Rugby is bringing strange bedfellows together. Brexit may separate us further from our Northern brethren but if we land the Rugby World Cup tournament for Ireland, it could prove the biggest commercial coup in the island’s history. Ireland, North and South, is uniting to pay the costs of the tournament. The Republic will pay 85pc while Northern Ireland will pay 15pc. We in this part of the island will provide the bulk of the stadia. The potential returns are mind-boggling.

The symbolism is staggering. You could hardly find two stadia with more contrasting histories than south Dublin’s Royal Dublin Society and north of the Liffey’s Croke Park. The RDS, a traditional haven for Ireland’s upper crust, is entering a joint venture with Croke Park, the people’s sporting mecca. Other stadia included in the Rugby World Cup bid are the GAA’s finest and best, Cork’s Pairc Ui Chaoimh, Belfast’s Kingspan Stadium, Derry’s Celtic Park and, hopefully, Belfast’s Casement Park.

The GAA is playing a noble role in generously offering pitches to a game that it might once have considered the creation of a foreigner like Webb Ellis. Thanks to the enlightened attitudes of today’s sporting leaders, North and South, those days are a distant memory.

The bid could not have come at a better moment. Ireland stands at a sporting pinnacle. Just two weeks ago we beat the All Blacks in Chicago, attracting a record crowd for a rugby match in the US. Irish rugby history was made in America. The world took note.

Only one week ago, not unexpectedly, our somewhat weakened Irish rugby team beat Canada in the Aviva. The surprise was not the result, but the numbers in attendance. There was no spare seat in the ground. The momentum from the tantalising victory in the US had carried over to a lesser match in Dublin.

And at the very moment that we were beating Canada at rugby in the Aviva, over a thousand miles away in Vienna, our soccer team was pulling off a shock victory over Austria. Martin O’Neill’s Irish boys won three points in an away game. Martin’s men shot to the top of their group, suddenly looking likely qualifiers for another World Cup, this time, in football, in Moscow, in 2018.

Today, wherever there is a World Cup, there is Ireland in hot pursuit. Already we are destined to host the Women’s Rugby World Cup next year at stadia all over Ireland. In the face of the divisive Brexit, ambitions that we may be able to unite our separate, but successful, soccer teams have been revived.

The mood in the Aviva at Tuesday’s launch was one of confidence that we were unstoppable. The celebration of Irish sport continued into the North-South Ministerial Council in Armagh on Friday. Both Arlene Foster, Martin McGuinness and I – as Sports Minister – repeated our support for the rugby project in a political forum. The bid is snowballing.

We are now embarking on a year-long crusade to convince World Rugby that we deserve the accolade. The winner will be announced in November 2017.

Our words are not just lip service. The bid is not a risk free adventure. The tournament fee of €120m has been guaranteed by both governments while other risks of €200m have again been underwritten.

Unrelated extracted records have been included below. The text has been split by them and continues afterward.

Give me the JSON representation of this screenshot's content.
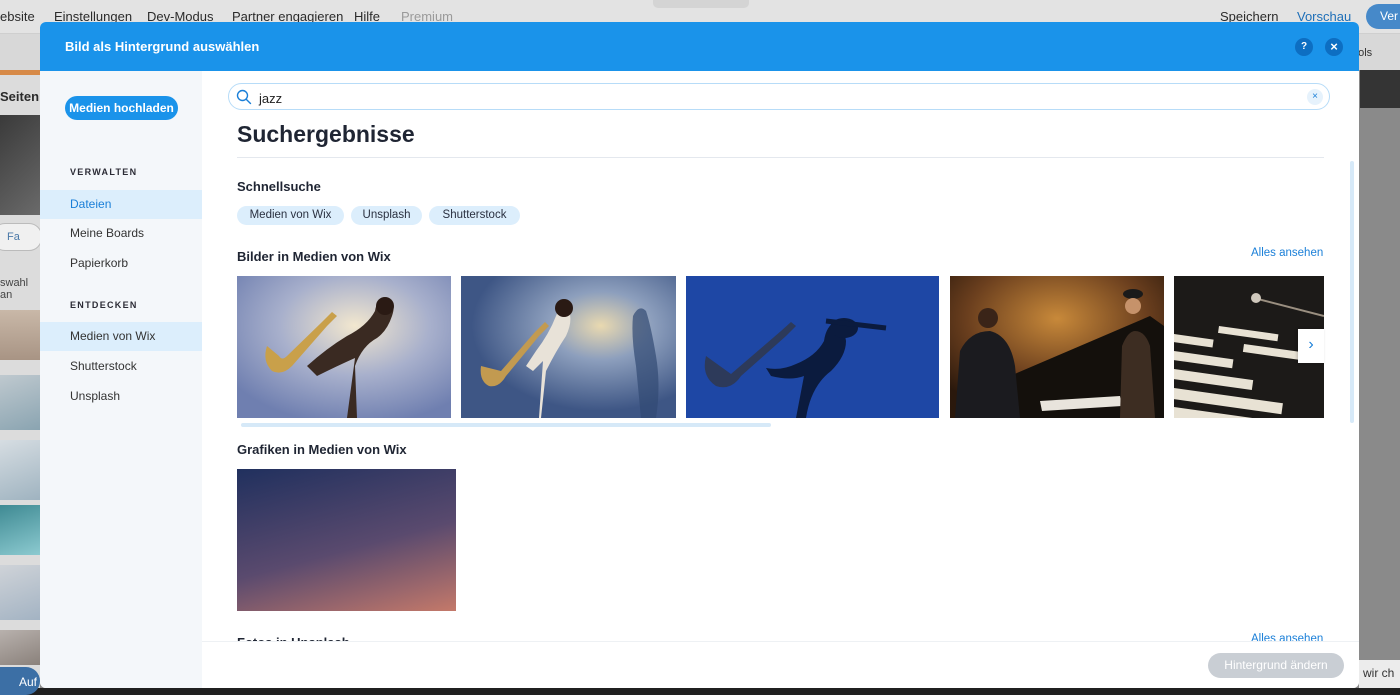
{
  "editor": {
    "menu": [
      "ebsite",
      "Einstellungen",
      "Dev-Modus",
      "Partner engagieren",
      "Hilfe",
      "Premium"
    ],
    "save_label": "Speichern",
    "preview_label": "Vorschau",
    "publish_label": "Ver",
    "tools_label": "ools",
    "left_title": "Seiten",
    "left_pill_label": "Fa",
    "left_text": "swahl an",
    "bottom_button_label": "Auf",
    "chat_snippet": "wir ch"
  },
  "modal": {
    "title": "Bild als Hintergrund auswählen",
    "help_icon": "?",
    "close_icon": "×"
  },
  "sidebar": {
    "upload_label": "Medien hochladen",
    "manage_heading": "VERWALTEN",
    "manage_items": [
      "Dateien",
      "Meine Boards",
      "Papierkorb"
    ],
    "discover_heading": "ENTDECKEN",
    "discover_items": [
      "Medien von Wix",
      "Shutterstock",
      "Unsplash"
    ]
  },
  "search": {
    "value": "jazz",
    "clear_icon": "×"
  },
  "results": {
    "title": "Suchergebnisse",
    "quick_search_heading": "Schnellsuche",
    "quick_chips": [
      "Medien von Wix",
      "Unsplash",
      "Shutterstock"
    ],
    "images_heading": "Bilder in Medien von Wix",
    "see_all": "Alles ansehen",
    "images": [
      "saxophonist-light-backdrop",
      "saxophonist-spotlight",
      "saxophonist-silhouette-blue",
      "jazz-pianist-band",
      "vibraphone-closeup"
    ],
    "graphics_heading": "Grafiken in Medien von Wix",
    "unsplash_heading": "Fotos in Unsplash",
    "see_all_2": "Alles ansehen"
  },
  "footer": {
    "change_label": "Hintergrund ändern"
  },
  "colors": {
    "accent": "#1a93ea",
    "sidebar_bg": "#f4f7fa",
    "chip_bg": "#dceefc",
    "disabled_button": "#c9ced4"
  }
}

We expect any expenditure on stadia and other expenses will be repaid in spades by packed houses, huge tourism benefits and global reputational rewards.

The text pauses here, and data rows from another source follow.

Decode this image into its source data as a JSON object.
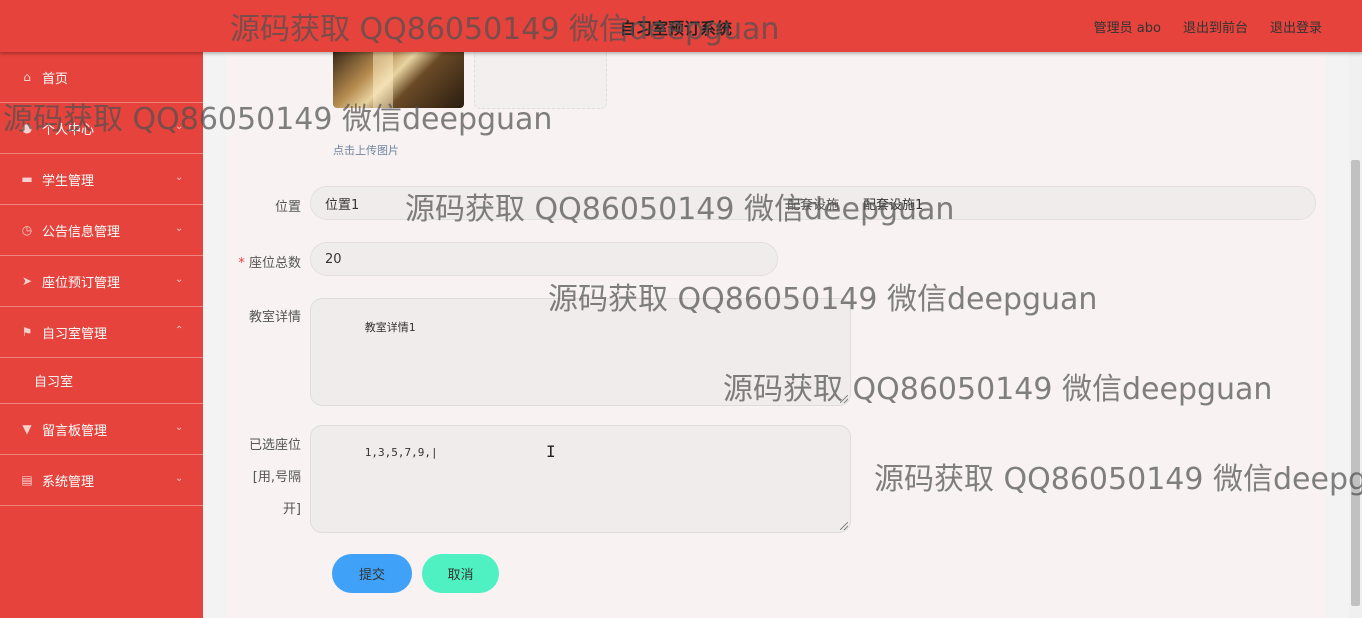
{
  "header": {
    "title": "自习室预订系统",
    "links": [
      "管理员 abo",
      "退出到前台",
      "退出登录"
    ]
  },
  "sidebar": {
    "items": [
      {
        "label": "首页",
        "icon": "home-icon"
      },
      {
        "label": "个人中心",
        "icon": "user-icon"
      },
      {
        "label": "学生管理",
        "icon": "monitor-icon"
      },
      {
        "label": "公告信息管理",
        "icon": "clock-icon"
      },
      {
        "label": "座位预订管理",
        "icon": "send-icon"
      },
      {
        "label": "自习室管理",
        "icon": "flag-icon",
        "sub": [
          "自习室"
        ]
      },
      {
        "label": "留言板管理",
        "icon": "message-icon"
      },
      {
        "label": "系统管理",
        "icon": "briefcase-icon"
      }
    ]
  },
  "form": {
    "upload_hint": "点击上传图片",
    "location_label": "位置",
    "location_value": "位置1",
    "rest_label": "配套设施",
    "rest_value": "配套设施1",
    "seats_label": "座位总数",
    "seats_value": "20",
    "detail_label": "教室详情",
    "detail_value": "教室详情1",
    "selected_label": "已选座位[用,号隔开]",
    "selected_value": "1,3,5,7,9,|",
    "submit": "提交",
    "cancel": "取消"
  },
  "watermark": "源码获取 QQ86050149 微信deepguan",
  "colors": {
    "primary": "#e5433c",
    "submit": "#3fa1f8",
    "cancel": "#4ff1c2"
  }
}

If the UK’s experience as the host country in 2015 is any guide, our stadia will be packed with over 95pc occupancy. The sports division of my department has done the sums. The Cabinet has passed the project with enthusiasm.

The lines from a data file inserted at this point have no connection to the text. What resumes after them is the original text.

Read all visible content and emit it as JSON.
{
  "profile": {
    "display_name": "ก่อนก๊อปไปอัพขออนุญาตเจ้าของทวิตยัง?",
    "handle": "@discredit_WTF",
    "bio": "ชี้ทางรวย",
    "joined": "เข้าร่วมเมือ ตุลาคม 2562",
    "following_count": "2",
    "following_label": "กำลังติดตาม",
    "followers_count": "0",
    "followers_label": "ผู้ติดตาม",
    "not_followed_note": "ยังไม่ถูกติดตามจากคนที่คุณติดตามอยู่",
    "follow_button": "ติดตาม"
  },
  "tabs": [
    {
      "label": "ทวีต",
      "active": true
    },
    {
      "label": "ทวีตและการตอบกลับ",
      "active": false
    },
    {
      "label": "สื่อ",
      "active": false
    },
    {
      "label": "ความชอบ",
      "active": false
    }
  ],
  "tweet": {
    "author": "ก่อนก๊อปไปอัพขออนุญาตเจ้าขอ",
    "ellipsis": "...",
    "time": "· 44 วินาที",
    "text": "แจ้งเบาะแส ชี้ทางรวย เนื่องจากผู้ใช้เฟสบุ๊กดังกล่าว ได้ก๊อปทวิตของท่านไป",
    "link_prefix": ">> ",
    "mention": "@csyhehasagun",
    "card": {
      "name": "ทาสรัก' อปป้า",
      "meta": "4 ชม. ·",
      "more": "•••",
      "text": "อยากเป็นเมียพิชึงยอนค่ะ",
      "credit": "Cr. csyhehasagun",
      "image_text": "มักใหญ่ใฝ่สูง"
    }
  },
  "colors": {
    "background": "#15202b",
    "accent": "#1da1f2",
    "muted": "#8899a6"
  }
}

The lead taken by rugby has proved infectious. On Thursday I was back in the Aviva launching another sports initiative with Ellen Keane, the 21-year-old Paralympic bronze medallist heroine, Martin O’Neill and Minister of State for Tourism and Sport Patrick O’Donovan.

This time we were building on the success of our Paralympian heroes, plus rugby, plus soccer. We were launching a national sports consultation to include the whole nation in a vision for Irish sport in the next decade. Irish sport is lifting Irish politics. Not only are our fans and players far more important ambassadors for Ireland than any politician, but the old mantra that we should “keep politics out of sport” has been turned on its head. We are so proud of our Paralympians, our soccer and our rugby players that we are striving to “keep sport in politics”. The campaign to bring the William Webb Ellis trophy to Ireland is a national imperative.

Shane Ross TD is Minister for Transport, Tourism and Sport


Minister for Transport Shane Ross Visits Irish Lights Headquarters

Minister for Transport Shane Ross Visits Irish Lights Headquarters

| 9th November 2016 |


Minister for Transport, Tourism and Sport Shane Ross meets Stephen Kelly, Irish Lights while visiting the Irish Lights headquaters and marine depot in Dun Laoghaire.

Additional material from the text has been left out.